1. Cuidando-se de lei nova, editada quando o processo já se encontrava sob a jurisdição do Superior Tribunal de Justiça, cabe, de fato, a esta Corte analisar eventual aplicação da novatio legis in mellius. Precedentes.

2. Tem prevalecido no Superior Tribunal de Justiça a impossibilidade de desclassificação para o crime de importunação sexual, concluindo-se ser “inaplicável o art. 215-A do CP para a hipótese fática de ato libidinoso diverso de conjunção carnal praticado com menor de 14 anos, pois tal fato se amolda ao tipo penal do art. 217-A do CP, devendo ser observado o princípio da especialidade” (AgRg nos EDcl no AREsp n. 1225717⁄RS, relator Ministro Joel Ilan Paciornik, Quinta Turma, julgado em 21⁄2⁄2019, DJe 6⁄3⁄2019, grifei).

3. A meu ver, referido entendimento merece uma melhor reflexão. De fato, no que concerne à possibilidade de desclassificação do crime do art. 217-A para o do art. 215-A, ambos do Código Penal, registro, de início, que o estupro de vulnerável não traz em sua descrição qualquer tipo de ameaça ou violência, ainda que presumida, mas apenas a presunção de que o menor de 14 anos não tem capacidade para consentir com o ato sexual. Dessa forma, tenho dificuldades em identificar, de pronto, óbice à possibilidade de desclassificação, porquanto é possível que o caso concreto, pela ausência de expressiva lesão ao bem jurídico tutelado, não demande a gravosa punição trazida no art. 217-A do Código Penal. Com efeito, não é recomendável que as condutas de conjunção carnal, sexo oral e sexo anal possuam o mesmo tratamento jurídico-penal que se dá ao beijo lascivo, sob pena de verdadeira afronta à proporcionalidade.

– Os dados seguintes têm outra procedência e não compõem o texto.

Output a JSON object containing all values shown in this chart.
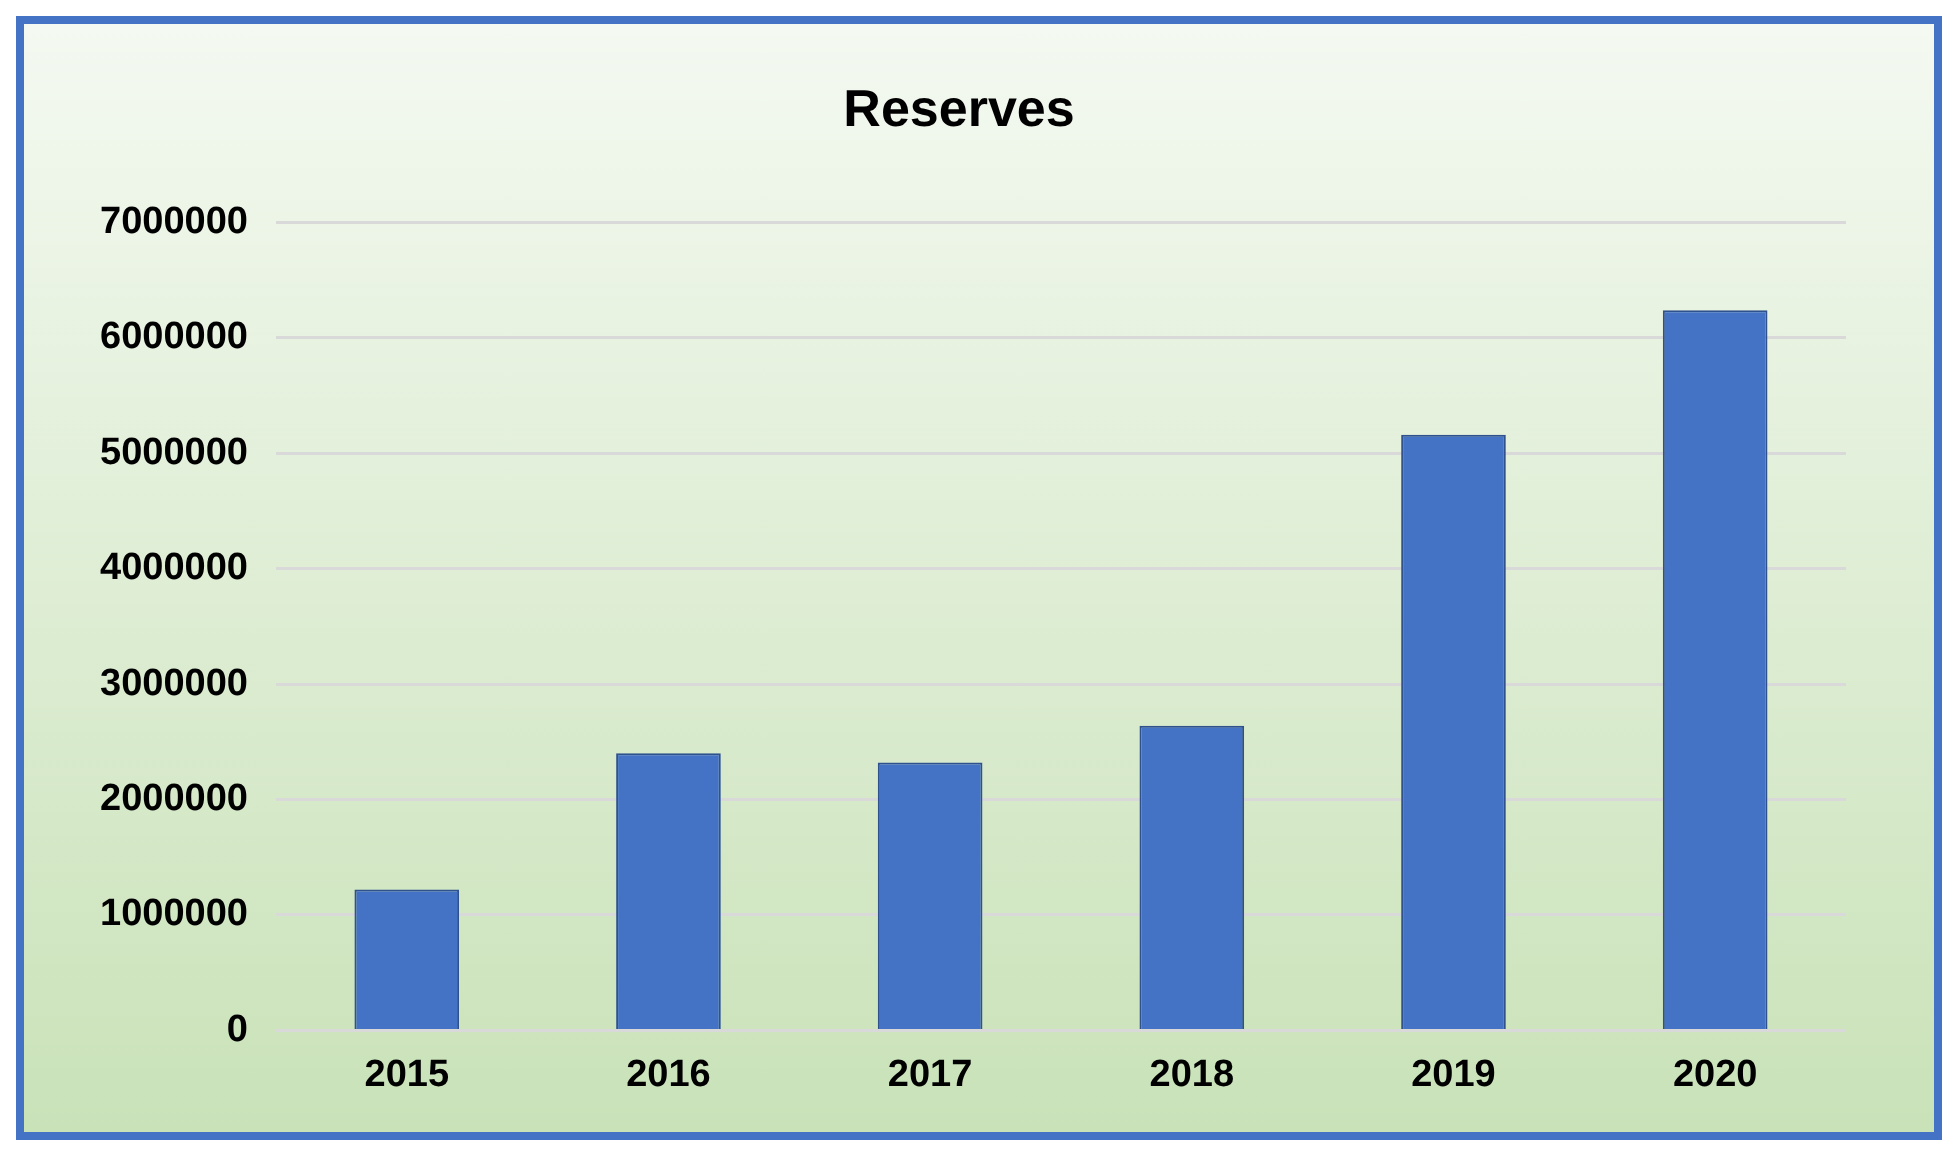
{
  "chart_data": {
    "type": "bar",
    "title": "Reserves",
    "categories": [
      "2015",
      "2016",
      "2017",
      "2018",
      "2019",
      "2020"
    ],
    "values": [
      1220000,
      2400000,
      2320000,
      2640000,
      5160000,
      6240000
    ],
    "color": "#4472c4",
    "ylim": [
      0,
      7000000
    ],
    "yticks": [
      0,
      1000000,
      2000000,
      3000000,
      4000000,
      5000000,
      6000000,
      7000000
    ],
    "grid": "y"
  }
}
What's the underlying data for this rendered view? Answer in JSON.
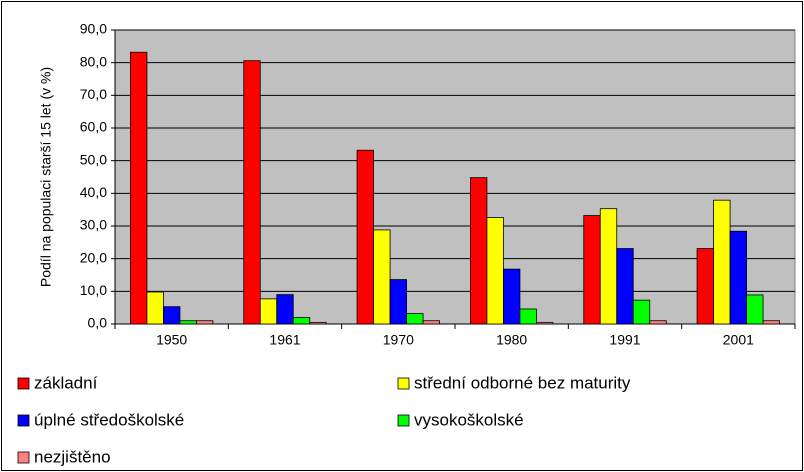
{
  "chart_data": {
    "type": "bar",
    "y_axis_label": "Podíl na populaci starší 15 let (v %)",
    "categories": [
      "1950",
      "1961",
      "1970",
      "1980",
      "1991",
      "2001"
    ],
    "series": [
      {
        "name": "základní",
        "color": "#ff0000",
        "values": [
          83.2,
          80.6,
          53.2,
          44.8,
          33.2,
          23.1
        ]
      },
      {
        "name": "střední odborné bez maturity",
        "color": "#ffff00",
        "values": [
          9.8,
          7.7,
          28.8,
          32.6,
          35.3,
          37.9
        ]
      },
      {
        "name": "úplné středoškolské",
        "color": "#0000ff",
        "values": [
          5.3,
          9.0,
          13.6,
          16.8,
          23.1,
          28.4
        ]
      },
      {
        "name": "vysokoškolské",
        "color": "#00ff00",
        "values": [
          1.0,
          2.0,
          3.2,
          4.6,
          7.3,
          8.9
        ]
      },
      {
        "name": "nezjištěno",
        "color": "#ff8080",
        "values": [
          1.0,
          0.5,
          1.0,
          0.5,
          1.0,
          1.0
        ]
      }
    ],
    "ylim": [
      0,
      90
    ],
    "yticks": [
      {
        "value": 0,
        "label": "0,0"
      },
      {
        "value": 10,
        "label": "10,0"
      },
      {
        "value": 20,
        "label": "20,0"
      },
      {
        "value": 30,
        "label": "30,0"
      },
      {
        "value": 40,
        "label": "40,0"
      },
      {
        "value": 50,
        "label": "50,0"
      },
      {
        "value": 60,
        "label": "60,0"
      },
      {
        "value": 70,
        "label": "70,0"
      },
      {
        "value": 80,
        "label": "80,0"
      },
      {
        "value": 90,
        "label": "90,0"
      }
    ],
    "grid": true,
    "plot_background": "#c0c0c0",
    "legend": "bottom"
  }
}
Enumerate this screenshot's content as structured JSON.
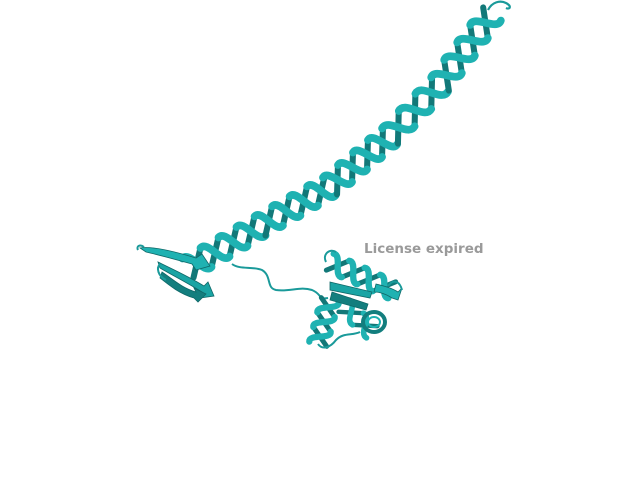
{
  "scene": {
    "background_color": "#ffffff",
    "ribbon_color": "#1fb2b2",
    "ribbon_dark_color": "#127878",
    "coil_color": "#1a9a9a"
  },
  "watermark": {
    "text": "License expired",
    "color": "#9a9a9a"
  }
}
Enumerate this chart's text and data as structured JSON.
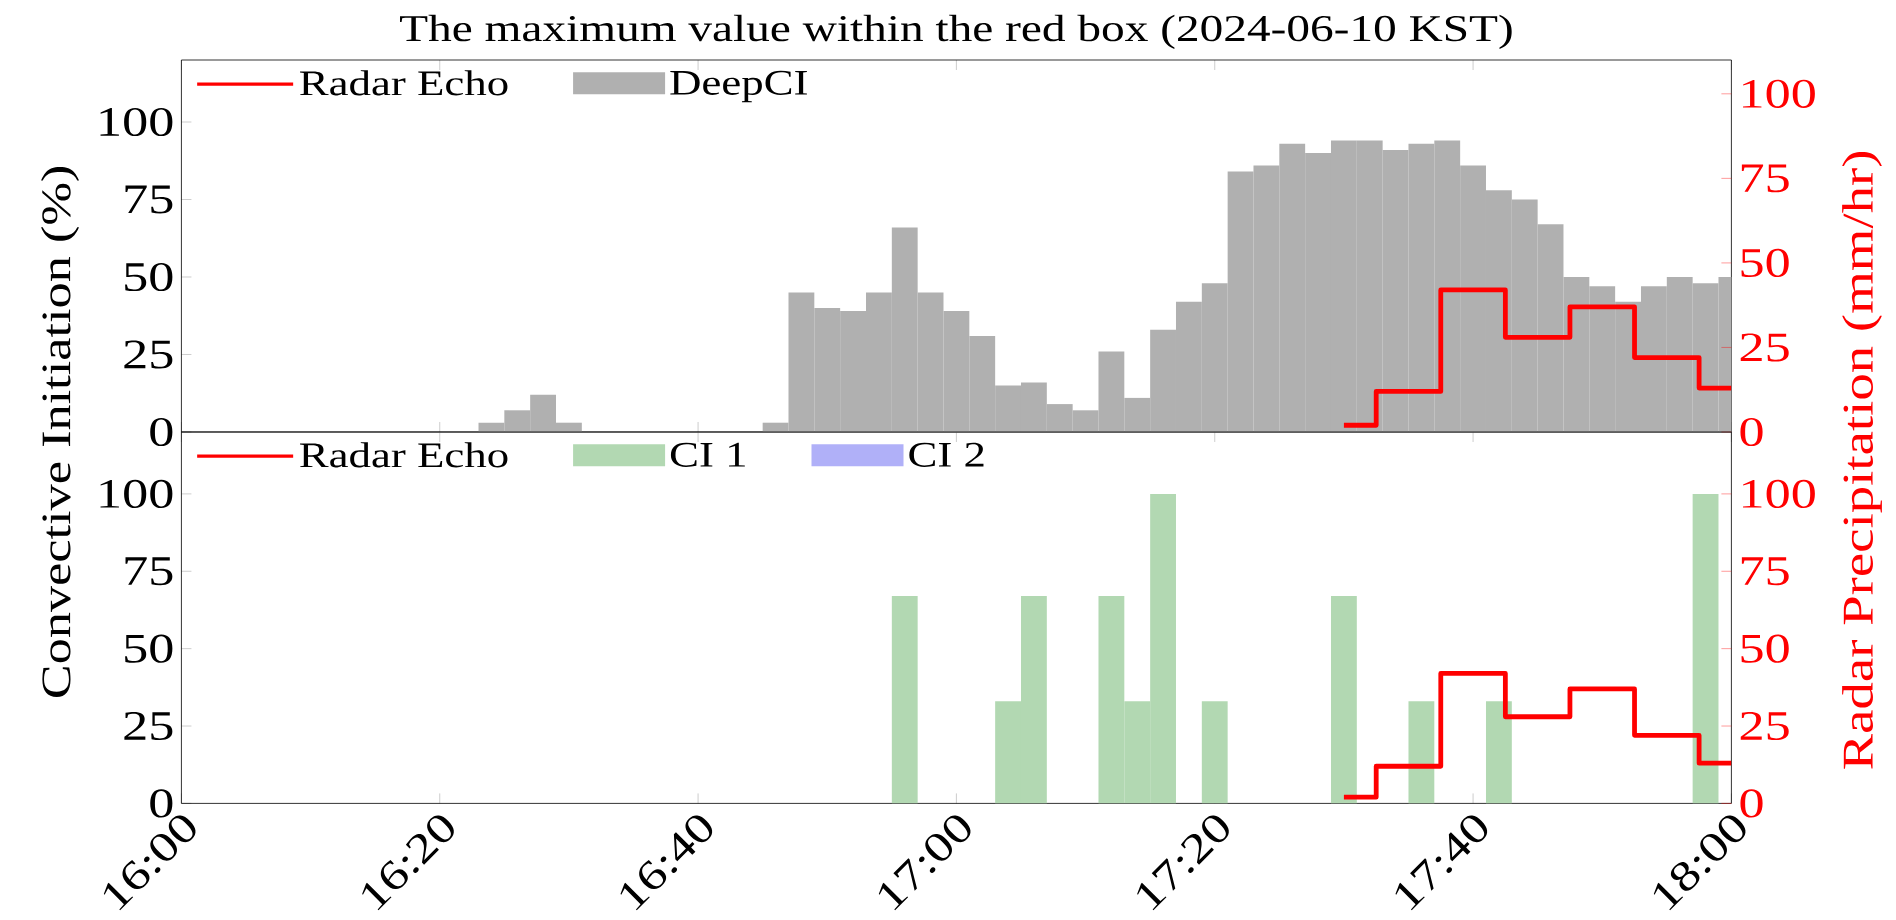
{
  "chart_data": [
    {
      "type": "bar",
      "title": "The maximum value within the red box (2024-06-10 KST)",
      "ylabel": "Convective Initiation (%)",
      "y2label": "Radar Precipitation (mm/hr)",
      "xlim": [
        "2024-06-10T16:00",
        "2024-06-10T18:00"
      ],
      "xticks": [
        {
          "value": "2024-06-10T16:00",
          "label": null
        },
        {
          "value": "2024-06-10T16:20",
          "label": null
        },
        {
          "value": "2024-06-10T16:40",
          "label": null
        },
        {
          "value": "2024-06-10T17:00",
          "label": null
        },
        {
          "value": "2024-06-10T17:20",
          "label": null
        },
        {
          "value": "2024-06-10T17:40",
          "label": null
        },
        {
          "value": "2024-06-10T18:00",
          "label": null
        }
      ],
      "ylim": [
        0,
        120
      ],
      "yticks": [
        0,
        25,
        50,
        75,
        100
      ],
      "y2lim": [
        0,
        110
      ],
      "y2ticks": [
        0,
        25,
        50,
        75,
        100
      ],
      "legend": "top left",
      "tick_labels": "y",
      "series": [
        {
          "name": "Radar Echo",
          "type": "step",
          "axis": "y2",
          "color": "#ff0000",
          "x": [
            "2024-06-10T17:30",
            "2024-06-10T17:35",
            "2024-06-10T17:40",
            "2024-06-10T17:45",
            "2024-06-10T17:50",
            "2024-06-10T17:55",
            "2024-06-10T18:00"
          ],
          "values": [
            2,
            12,
            42,
            28,
            37,
            22,
            13
          ]
        },
        {
          "name": "DeepCI",
          "color": "#b0b0b0",
          "x": [
            "2024-06-10T16:24",
            "2024-06-10T16:26",
            "2024-06-10T16:28",
            "2024-06-10T16:30",
            "2024-06-10T16:46",
            "2024-06-10T16:48",
            "2024-06-10T16:50",
            "2024-06-10T16:52",
            "2024-06-10T16:54",
            "2024-06-10T16:56",
            "2024-06-10T16:58",
            "2024-06-10T17:00",
            "2024-06-10T17:02",
            "2024-06-10T17:04",
            "2024-06-10T17:06",
            "2024-06-10T17:08",
            "2024-06-10T17:10",
            "2024-06-10T17:12",
            "2024-06-10T17:14",
            "2024-06-10T17:16",
            "2024-06-10T17:18",
            "2024-06-10T17:20",
            "2024-06-10T17:22",
            "2024-06-10T17:24",
            "2024-06-10T17:26",
            "2024-06-10T17:28",
            "2024-06-10T17:30",
            "2024-06-10T17:32",
            "2024-06-10T17:34",
            "2024-06-10T17:36",
            "2024-06-10T17:38",
            "2024-06-10T17:40",
            "2024-06-10T17:42",
            "2024-06-10T17:44",
            "2024-06-10T17:46",
            "2024-06-10T17:48",
            "2024-06-10T17:50",
            "2024-06-10T17:52",
            "2024-06-10T17:54",
            "2024-06-10T17:56",
            "2024-06-10T17:58",
            "2024-06-10T18:00"
          ],
          "values": [
            3,
            7,
            12,
            3,
            3,
            45,
            40,
            39,
            45,
            66,
            45,
            39,
            31,
            15,
            16,
            9,
            7,
            26,
            11,
            33,
            42,
            48,
            84,
            86,
            93,
            90,
            94,
            94,
            91,
            93,
            94,
            86,
            78,
            75,
            67,
            50,
            47,
            42,
            47,
            50,
            48,
            50
          ]
        }
      ]
    },
    {
      "type": "bar",
      "xlim": [
        "2024-06-10T16:00",
        "2024-06-10T18:00"
      ],
      "xticks": [
        {
          "value": "2024-06-10T16:00",
          "label": "16:00"
        },
        {
          "value": "2024-06-10T16:20",
          "label": "16:20"
        },
        {
          "value": "2024-06-10T16:40",
          "label": "16:40"
        },
        {
          "value": "2024-06-10T17:00",
          "label": "17:00"
        },
        {
          "value": "2024-06-10T17:20",
          "label": "17:20"
        },
        {
          "value": "2024-06-10T17:40",
          "label": "17:40"
        },
        {
          "value": "2024-06-10T18:00",
          "label": "18:00"
        }
      ],
      "ylim": [
        0,
        120
      ],
      "yticks": [
        0,
        25,
        50,
        75,
        100
      ],
      "y2lim": [
        0,
        120
      ],
      "y2ticks": [
        0,
        25,
        50,
        75,
        100
      ],
      "legend": "top left",
      "series": [
        {
          "name": "Radar Echo",
          "type": "step",
          "axis": "y2",
          "color": "#ff0000",
          "x": [
            "2024-06-10T17:30",
            "2024-06-10T17:35",
            "2024-06-10T17:40",
            "2024-06-10T17:45",
            "2024-06-10T17:50",
            "2024-06-10T17:55",
            "2024-06-10T18:00"
          ],
          "values": [
            2,
            12,
            42,
            28,
            37,
            22,
            13
          ]
        },
        {
          "name": "CI 1",
          "color": "#b2d8b2",
          "x": [
            "2024-06-10T16:56",
            "2024-06-10T17:04",
            "2024-06-10T17:06",
            "2024-06-10T17:12",
            "2024-06-10T17:14",
            "2024-06-10T17:16",
            "2024-06-10T17:20",
            "2024-06-10T17:30",
            "2024-06-10T17:36",
            "2024-06-10T17:42",
            "2024-06-10T17:58"
          ],
          "values": [
            67,
            33,
            67,
            67,
            33,
            100,
            33,
            67,
            33,
            33,
            100
          ]
        },
        {
          "name": "CI 2",
          "color": "#b0b0f8",
          "x": [
            "2024-06-10T16:56",
            "2024-06-10T17:04",
            "2024-06-10T17:06",
            "2024-06-10T17:12",
            "2024-06-10T17:14",
            "2024-06-10T17:16",
            "2024-06-10T17:20",
            "2024-06-10T17:30",
            "2024-06-10T17:36",
            "2024-06-10T17:42",
            "2024-06-10T17:58"
          ],
          "values": [
            0,
            0,
            0,
            0,
            0,
            0,
            0,
            0,
            0,
            0,
            0
          ]
        }
      ]
    }
  ]
}
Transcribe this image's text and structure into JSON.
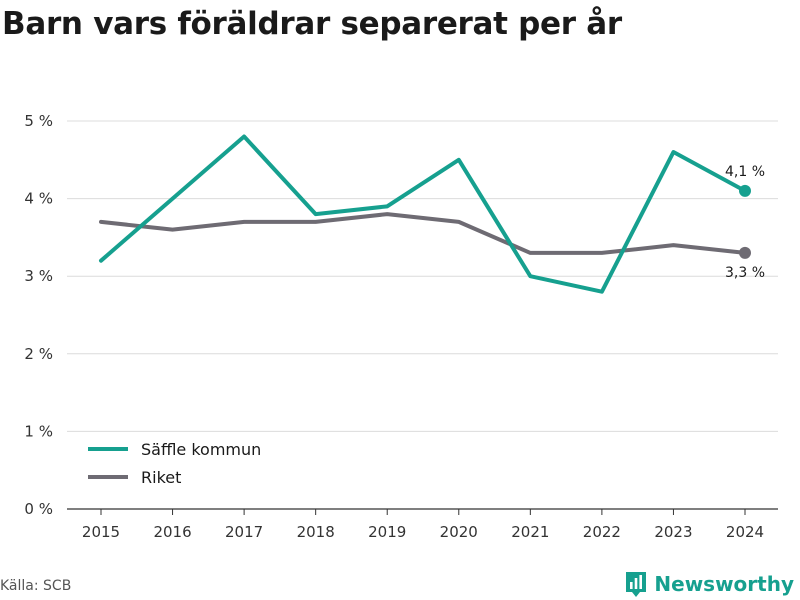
{
  "header": {
    "title": "Barn vars föräldrar separerat per år"
  },
  "footer": {
    "source": "Källa: SCB",
    "brand": "Newsworthy"
  },
  "colors": {
    "accent": "#16a08f",
    "secondary": "#6e6b73",
    "grid": "#dcdcdc"
  },
  "chart_data": {
    "type": "line",
    "x": [
      "2015",
      "2016",
      "2017",
      "2018",
      "2019",
      "2020",
      "2021",
      "2022",
      "2023",
      "2024"
    ],
    "ylim": [
      0,
      5
    ],
    "yticks": [
      0,
      1,
      2,
      3,
      4,
      5
    ],
    "ytick_labels": [
      "0 %",
      "1 %",
      "2 %",
      "3 %",
      "4 %",
      "5 %"
    ],
    "grid": true,
    "legend_position": "bottom-left",
    "series": [
      {
        "name": "Säffle kommun",
        "color": "#16a08f",
        "values": [
          3.2,
          4.0,
          4.8,
          3.8,
          3.9,
          4.5,
          3.0,
          2.8,
          4.6,
          4.1
        ],
        "end_label": "4,1 %"
      },
      {
        "name": "Riket",
        "color": "#6e6b73",
        "values": [
          3.7,
          3.6,
          3.7,
          3.7,
          3.8,
          3.7,
          3.3,
          3.3,
          3.4,
          3.3
        ],
        "end_label": "3,3 %"
      }
    ]
  }
}
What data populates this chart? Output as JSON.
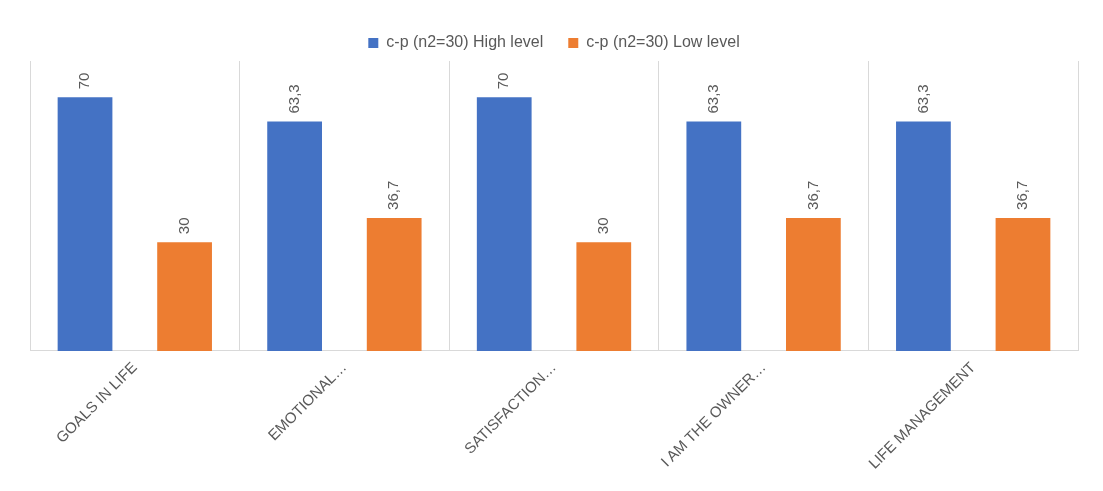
{
  "chart_data": {
    "type": "bar",
    "categories": [
      "GOALS IN LIFE",
      "EMOTIONAL…",
      "SATISFACTION…",
      "I AM THE OWNER…",
      "LIFE MANAGEMENT"
    ],
    "series": [
      {
        "name": "c-p (n2=30) High level",
        "color": "#4472c4",
        "values": [
          70,
          63.3,
          70,
          63.3,
          63.3
        ],
        "value_labels": [
          "70",
          "63,3",
          "70",
          "63,3",
          "63,3"
        ]
      },
      {
        "name": "c-p (n2=30) Low level",
        "color": "#ed7d31",
        "values": [
          30,
          36.7,
          30,
          36.7,
          36.7
        ],
        "value_labels": [
          "30",
          "36,7",
          "30",
          "36,7",
          "36,7"
        ]
      }
    ],
    "grid": "x",
    "legend": "top"
  }
}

4. O Supremo Tribunal Federal iniciou o julgamento do Habeas Corpus n. 134.591⁄SP, de Relatoria do Ministro Marco Aurélio, no qual o Ministro Luís Roberto Barroso, em voto-vista, se manifestou no sentido da possibilidade de se desclassificar a conduta do art. 217-A para a do art. 215-A, ambos do Código Penal. Consignou que o problema real é que na prática como o tipo do art. do 217-A não distingue condutas mais ou menos invasivas, com frequência, como aconteceu aqui, os juízes desclassificavam. Portanto, o meio caminho talvez seja uma solução melhor que um dos dois extremos. Além do que, com todo respeito, acho que um réu primário de bons antecedentes que deu um beijo lascivo numa criança, gravíssimo, não merece oito anos de cadeia, que é uma pena superior a um homicídio.

5. Nesse encadeamento de ideias, ressalvo meu ponto de vista quanto à possibilidade de desclassificação do tipo penal do art. 217-A para o do art. 215-A, ambos do Código Penal, porém mantenho o entendimento de ambas as Turmas do Superior Tribunal de Justiça, no sentido da impossibilidade de desclassificação, quando se tratar de vítima menor de 14 anos, em razão do argumento central de  presunção de violência.

6. Agravo regimental a que se nega provimento.  Ressalva da posição pessoal do Relator.